Never happened, insists Alan Gottlieb. "I know of nobody in the gun-rights movement who would want to harm him. There was no reason," says Gottlieb, who represents 1 million international gun owners as head of the Second Amendment Foundation. Gottlieb, who made millions as a direct-mail-campaign guru for right-wing causes, is not fainthearted about speaking ill of the dead. He shared many a dyspeptic lunch and dinner with Wales, he said, trying to hammer out agreements on gun legislation or debating gun-rights issues. "Bull in a china shop," is one of his kinder assessments of Wales. "He'd lose his temper, not just with people on my side but his own side—people who wanted to take a more reasonable approach. I regret he's not around, in part because he was perfect to have as an opponent. He was an easy debate target."

That sentiment is shared by other Wales detractors such as Michael Brown, an optometrist and member of Doctors for Sensible Gun Laws, which believes guns are used more often to prevent crime than to commit it (Wales' ambush excepted). In an article printed in several conservative publications after Wales' death, Brown—who didn't respond to interview requests—wrote that, while the prosecutor was likely a caring human being in his private life, "his personality changed when he joined in the emotion-laden gun debate. Those who stood on the opposite side of the issue recall a controversial and polarizing individual . . . hysterical at a public debate, bouncing red-faced in his chair and trying to antagonize his opponents with sneering, insulting statements he knew to be false."

That sounds like bad blood all around. Isn't that what leads to murder? Aha, says Gottlieb, that's what someone wants you to think. "After he lost the [gun-lock] initiative, Wales dropped out of sight. There hasn't been a flash-point issue since. So if you make a martyr out of him, you're only helping his cause, not the gun-rights cause. I think he was killed by someone who supports gun control and needed a martyr. Look, it certainly didn't sound like an experienced gun user— I understand they recovered shell casings at the scene. Someone who knew firearms wouldn't have used a revolver that would expel shells, leaving them and maybe even fingerprints behind." The shooter also did not kill Wales instantly; he died from mortal wounds three hours later. "That was no marksman," said Gottlieb.

The murder of Tom Wales has raised CeaseFire's public profile and brought in more than $500,000 in contributions.

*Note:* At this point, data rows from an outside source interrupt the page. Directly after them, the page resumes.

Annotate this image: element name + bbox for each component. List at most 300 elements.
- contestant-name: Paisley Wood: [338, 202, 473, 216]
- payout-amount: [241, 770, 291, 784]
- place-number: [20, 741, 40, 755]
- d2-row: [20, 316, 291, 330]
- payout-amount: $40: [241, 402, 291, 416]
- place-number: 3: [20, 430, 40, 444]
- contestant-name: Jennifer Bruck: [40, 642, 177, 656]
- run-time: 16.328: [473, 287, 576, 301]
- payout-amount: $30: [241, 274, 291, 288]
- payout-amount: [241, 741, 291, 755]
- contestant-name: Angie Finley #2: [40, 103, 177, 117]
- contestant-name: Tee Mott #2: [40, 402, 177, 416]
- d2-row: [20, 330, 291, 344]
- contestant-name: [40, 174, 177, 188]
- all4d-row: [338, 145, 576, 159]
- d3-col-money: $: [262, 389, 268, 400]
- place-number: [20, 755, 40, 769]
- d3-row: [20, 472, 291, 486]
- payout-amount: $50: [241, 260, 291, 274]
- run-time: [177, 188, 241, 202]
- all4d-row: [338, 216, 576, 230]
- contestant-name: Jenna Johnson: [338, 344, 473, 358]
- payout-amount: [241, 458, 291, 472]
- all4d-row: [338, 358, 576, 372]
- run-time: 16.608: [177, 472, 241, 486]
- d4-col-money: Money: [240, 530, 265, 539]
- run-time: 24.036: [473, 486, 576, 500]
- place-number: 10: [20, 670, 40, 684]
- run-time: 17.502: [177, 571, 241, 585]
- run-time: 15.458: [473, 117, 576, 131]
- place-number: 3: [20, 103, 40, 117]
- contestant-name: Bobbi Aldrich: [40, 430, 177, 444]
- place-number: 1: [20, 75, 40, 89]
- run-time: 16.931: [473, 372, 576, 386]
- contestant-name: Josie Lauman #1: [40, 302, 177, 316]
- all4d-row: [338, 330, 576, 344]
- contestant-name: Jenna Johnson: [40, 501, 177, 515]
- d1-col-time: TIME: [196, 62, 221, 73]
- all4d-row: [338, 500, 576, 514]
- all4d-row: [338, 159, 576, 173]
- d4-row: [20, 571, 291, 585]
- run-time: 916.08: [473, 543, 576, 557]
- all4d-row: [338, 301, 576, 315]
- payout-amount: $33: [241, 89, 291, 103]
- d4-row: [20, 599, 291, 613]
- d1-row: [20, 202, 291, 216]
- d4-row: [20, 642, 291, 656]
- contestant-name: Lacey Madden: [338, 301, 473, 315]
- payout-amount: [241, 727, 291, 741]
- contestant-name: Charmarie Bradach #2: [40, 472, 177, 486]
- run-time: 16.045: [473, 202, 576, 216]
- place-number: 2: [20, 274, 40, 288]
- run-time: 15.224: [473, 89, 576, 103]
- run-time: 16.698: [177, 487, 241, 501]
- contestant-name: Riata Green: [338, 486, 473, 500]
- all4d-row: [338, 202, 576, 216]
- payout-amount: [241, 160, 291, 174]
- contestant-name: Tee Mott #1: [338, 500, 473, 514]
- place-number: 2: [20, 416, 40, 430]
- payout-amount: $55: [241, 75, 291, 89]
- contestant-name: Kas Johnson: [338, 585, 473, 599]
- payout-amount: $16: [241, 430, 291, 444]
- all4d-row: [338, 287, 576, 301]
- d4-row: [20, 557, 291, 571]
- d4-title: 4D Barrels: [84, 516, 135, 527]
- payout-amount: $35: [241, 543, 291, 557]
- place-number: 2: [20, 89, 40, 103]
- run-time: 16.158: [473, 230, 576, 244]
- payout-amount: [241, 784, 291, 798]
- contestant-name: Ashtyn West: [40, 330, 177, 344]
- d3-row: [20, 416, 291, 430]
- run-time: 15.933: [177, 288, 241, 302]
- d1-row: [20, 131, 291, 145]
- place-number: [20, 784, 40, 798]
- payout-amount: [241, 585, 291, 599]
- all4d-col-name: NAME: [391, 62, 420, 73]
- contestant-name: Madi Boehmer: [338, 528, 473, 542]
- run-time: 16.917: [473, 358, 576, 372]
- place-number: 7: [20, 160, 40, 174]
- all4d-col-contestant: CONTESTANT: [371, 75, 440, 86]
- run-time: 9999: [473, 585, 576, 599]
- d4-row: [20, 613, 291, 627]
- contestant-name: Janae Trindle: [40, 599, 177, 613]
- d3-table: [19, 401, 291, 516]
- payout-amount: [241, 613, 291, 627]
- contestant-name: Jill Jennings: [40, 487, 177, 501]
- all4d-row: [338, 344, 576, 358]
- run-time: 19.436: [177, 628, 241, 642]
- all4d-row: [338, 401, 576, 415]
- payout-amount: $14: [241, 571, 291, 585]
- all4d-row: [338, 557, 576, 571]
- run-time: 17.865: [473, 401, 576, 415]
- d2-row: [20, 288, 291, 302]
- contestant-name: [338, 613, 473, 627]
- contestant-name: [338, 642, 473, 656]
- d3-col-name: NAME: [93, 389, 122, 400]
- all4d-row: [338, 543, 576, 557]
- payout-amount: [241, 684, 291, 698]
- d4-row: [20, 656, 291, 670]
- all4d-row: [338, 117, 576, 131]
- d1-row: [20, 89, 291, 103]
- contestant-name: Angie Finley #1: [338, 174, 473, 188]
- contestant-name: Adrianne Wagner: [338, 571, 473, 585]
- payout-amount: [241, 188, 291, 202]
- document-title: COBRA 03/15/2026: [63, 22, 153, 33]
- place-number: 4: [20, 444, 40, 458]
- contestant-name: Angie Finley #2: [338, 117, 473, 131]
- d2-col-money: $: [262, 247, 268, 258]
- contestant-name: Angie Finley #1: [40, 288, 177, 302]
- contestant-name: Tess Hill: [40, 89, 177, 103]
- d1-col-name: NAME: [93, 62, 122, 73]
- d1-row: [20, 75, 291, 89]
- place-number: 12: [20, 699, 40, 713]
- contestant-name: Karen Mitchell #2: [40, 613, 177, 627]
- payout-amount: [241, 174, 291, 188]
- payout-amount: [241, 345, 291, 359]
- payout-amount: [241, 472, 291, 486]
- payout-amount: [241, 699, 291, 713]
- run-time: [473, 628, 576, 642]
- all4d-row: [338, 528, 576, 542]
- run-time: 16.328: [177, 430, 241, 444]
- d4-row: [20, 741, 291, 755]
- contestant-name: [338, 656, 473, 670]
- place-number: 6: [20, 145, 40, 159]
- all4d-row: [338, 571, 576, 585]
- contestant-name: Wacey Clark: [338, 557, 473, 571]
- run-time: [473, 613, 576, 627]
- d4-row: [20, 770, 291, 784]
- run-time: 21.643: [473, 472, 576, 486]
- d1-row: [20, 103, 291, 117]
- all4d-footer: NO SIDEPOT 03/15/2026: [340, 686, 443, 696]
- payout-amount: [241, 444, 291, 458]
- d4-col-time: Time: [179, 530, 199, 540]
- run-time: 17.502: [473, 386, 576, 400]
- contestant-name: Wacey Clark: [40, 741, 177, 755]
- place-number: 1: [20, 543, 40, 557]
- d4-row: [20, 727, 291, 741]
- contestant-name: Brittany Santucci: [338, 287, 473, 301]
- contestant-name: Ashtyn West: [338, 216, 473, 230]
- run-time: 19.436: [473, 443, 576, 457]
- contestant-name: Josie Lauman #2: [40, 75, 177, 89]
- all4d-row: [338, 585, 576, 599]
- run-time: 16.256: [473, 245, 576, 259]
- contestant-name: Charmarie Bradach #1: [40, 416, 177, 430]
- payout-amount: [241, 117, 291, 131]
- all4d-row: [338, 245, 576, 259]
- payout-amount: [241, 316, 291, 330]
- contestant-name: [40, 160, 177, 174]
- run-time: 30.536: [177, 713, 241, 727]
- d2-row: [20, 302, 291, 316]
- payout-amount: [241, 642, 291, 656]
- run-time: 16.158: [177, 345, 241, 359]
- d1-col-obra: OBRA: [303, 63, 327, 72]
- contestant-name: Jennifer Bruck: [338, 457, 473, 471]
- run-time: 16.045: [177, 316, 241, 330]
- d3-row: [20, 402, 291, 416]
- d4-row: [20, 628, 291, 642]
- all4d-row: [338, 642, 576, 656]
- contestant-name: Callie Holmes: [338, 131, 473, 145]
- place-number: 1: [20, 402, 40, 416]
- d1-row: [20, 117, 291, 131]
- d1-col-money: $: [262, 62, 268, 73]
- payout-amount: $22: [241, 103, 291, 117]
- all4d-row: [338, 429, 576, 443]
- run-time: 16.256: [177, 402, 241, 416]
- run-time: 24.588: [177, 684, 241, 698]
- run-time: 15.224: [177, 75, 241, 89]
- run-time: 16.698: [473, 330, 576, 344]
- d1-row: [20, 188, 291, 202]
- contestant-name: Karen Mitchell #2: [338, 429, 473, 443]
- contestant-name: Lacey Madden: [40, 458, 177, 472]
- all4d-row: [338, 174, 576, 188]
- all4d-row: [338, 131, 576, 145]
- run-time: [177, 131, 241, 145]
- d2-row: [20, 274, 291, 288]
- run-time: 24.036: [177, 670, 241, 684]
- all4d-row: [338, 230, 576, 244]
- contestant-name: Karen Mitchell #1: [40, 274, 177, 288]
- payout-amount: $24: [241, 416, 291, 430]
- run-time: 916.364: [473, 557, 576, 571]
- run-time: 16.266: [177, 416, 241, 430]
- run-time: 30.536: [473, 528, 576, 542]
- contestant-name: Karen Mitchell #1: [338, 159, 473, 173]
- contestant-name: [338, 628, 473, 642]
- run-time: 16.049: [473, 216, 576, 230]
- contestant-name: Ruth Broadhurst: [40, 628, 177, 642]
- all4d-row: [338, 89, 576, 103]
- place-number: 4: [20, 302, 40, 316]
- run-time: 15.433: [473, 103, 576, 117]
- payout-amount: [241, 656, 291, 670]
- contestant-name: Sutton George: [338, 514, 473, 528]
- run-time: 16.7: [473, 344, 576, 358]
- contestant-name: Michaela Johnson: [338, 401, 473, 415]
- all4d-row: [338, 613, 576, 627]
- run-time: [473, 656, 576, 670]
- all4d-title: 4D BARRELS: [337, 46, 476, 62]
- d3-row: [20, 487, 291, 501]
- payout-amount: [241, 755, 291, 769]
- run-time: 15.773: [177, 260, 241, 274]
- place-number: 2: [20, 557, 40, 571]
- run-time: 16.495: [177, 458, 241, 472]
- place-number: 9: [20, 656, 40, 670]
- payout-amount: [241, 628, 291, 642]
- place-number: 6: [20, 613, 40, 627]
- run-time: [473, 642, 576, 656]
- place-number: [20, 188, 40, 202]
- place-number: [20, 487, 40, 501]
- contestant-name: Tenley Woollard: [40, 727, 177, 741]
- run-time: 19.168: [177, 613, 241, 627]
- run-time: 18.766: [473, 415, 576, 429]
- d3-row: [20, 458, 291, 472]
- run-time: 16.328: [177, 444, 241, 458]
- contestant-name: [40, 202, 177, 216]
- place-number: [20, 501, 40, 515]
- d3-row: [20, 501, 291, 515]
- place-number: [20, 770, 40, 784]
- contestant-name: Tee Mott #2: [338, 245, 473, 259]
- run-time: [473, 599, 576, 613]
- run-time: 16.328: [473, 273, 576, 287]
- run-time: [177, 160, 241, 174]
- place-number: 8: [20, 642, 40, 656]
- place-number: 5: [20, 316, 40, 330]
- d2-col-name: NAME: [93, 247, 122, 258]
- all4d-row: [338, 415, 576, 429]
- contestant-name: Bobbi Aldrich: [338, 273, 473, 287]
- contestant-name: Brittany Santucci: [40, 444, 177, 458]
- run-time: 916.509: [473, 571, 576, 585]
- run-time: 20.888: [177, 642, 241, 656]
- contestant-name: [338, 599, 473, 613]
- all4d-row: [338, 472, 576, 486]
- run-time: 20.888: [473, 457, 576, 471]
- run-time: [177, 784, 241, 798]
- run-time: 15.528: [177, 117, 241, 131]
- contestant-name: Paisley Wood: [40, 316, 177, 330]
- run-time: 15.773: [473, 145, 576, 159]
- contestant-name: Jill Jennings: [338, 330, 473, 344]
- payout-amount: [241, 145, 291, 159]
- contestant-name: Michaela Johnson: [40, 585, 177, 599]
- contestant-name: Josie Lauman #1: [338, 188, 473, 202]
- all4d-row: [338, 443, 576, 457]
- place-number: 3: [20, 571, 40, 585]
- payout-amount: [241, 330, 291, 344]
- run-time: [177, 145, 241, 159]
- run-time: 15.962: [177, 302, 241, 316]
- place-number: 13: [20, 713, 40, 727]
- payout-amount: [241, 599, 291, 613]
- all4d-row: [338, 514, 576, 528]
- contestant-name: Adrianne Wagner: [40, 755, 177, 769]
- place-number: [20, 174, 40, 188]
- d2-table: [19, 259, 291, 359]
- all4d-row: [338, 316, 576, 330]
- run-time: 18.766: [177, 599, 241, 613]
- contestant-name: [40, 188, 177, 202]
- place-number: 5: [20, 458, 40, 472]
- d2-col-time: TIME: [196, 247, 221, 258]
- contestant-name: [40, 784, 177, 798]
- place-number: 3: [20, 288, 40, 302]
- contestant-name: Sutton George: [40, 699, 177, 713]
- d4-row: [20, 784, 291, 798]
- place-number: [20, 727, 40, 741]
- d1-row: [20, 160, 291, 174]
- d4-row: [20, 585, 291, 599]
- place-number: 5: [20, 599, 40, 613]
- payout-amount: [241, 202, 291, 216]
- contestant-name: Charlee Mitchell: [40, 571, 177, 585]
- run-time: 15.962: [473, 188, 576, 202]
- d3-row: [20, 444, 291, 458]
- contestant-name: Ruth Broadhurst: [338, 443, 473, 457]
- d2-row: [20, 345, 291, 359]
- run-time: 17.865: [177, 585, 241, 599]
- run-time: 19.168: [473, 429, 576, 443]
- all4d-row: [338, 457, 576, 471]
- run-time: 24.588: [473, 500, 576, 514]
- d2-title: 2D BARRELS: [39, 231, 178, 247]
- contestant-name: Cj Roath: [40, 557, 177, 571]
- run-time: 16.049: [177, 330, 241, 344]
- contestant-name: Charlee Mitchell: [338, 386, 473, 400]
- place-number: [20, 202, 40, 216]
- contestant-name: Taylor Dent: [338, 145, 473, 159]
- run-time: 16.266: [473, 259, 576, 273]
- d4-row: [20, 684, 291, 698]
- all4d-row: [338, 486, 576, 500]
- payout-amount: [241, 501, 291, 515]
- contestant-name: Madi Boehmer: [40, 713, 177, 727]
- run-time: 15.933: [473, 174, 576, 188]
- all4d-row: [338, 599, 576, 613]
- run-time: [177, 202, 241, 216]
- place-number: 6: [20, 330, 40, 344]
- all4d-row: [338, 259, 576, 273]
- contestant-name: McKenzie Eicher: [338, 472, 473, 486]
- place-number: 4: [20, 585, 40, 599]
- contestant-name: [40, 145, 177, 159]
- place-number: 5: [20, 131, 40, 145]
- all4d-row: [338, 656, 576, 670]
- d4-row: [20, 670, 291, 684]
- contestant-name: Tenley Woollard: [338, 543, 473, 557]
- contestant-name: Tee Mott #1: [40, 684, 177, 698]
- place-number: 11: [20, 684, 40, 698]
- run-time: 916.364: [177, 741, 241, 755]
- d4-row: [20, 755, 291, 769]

CeaseFire predicts the Wales fund could eventually reach $2 million, his death raising far more money than Wales did alive. The money, given through one of two endowment funds set up in Wales' name, will also help nonprofit CeaseFire pursue more gun-control legislation. In that regard, Wales' death—if by a gun nut—did nothing but long-term damage to the pro-gun movement. As for the theory that he was slain by a supporter, could someone really love Tom Wales' cause enough to kill Tom Wales for it?

CeaseFire's ex-leader Gryniewski awaits a more rational explanation from investigators—perhaps that it was the work of a vengeful and opportunistic defendant from one of Wales' prosecutions. Gryniewski thinks the $1 million reward will ultimately bust the case open. "No one's giving up," he says, "because we know Tom wouldn't."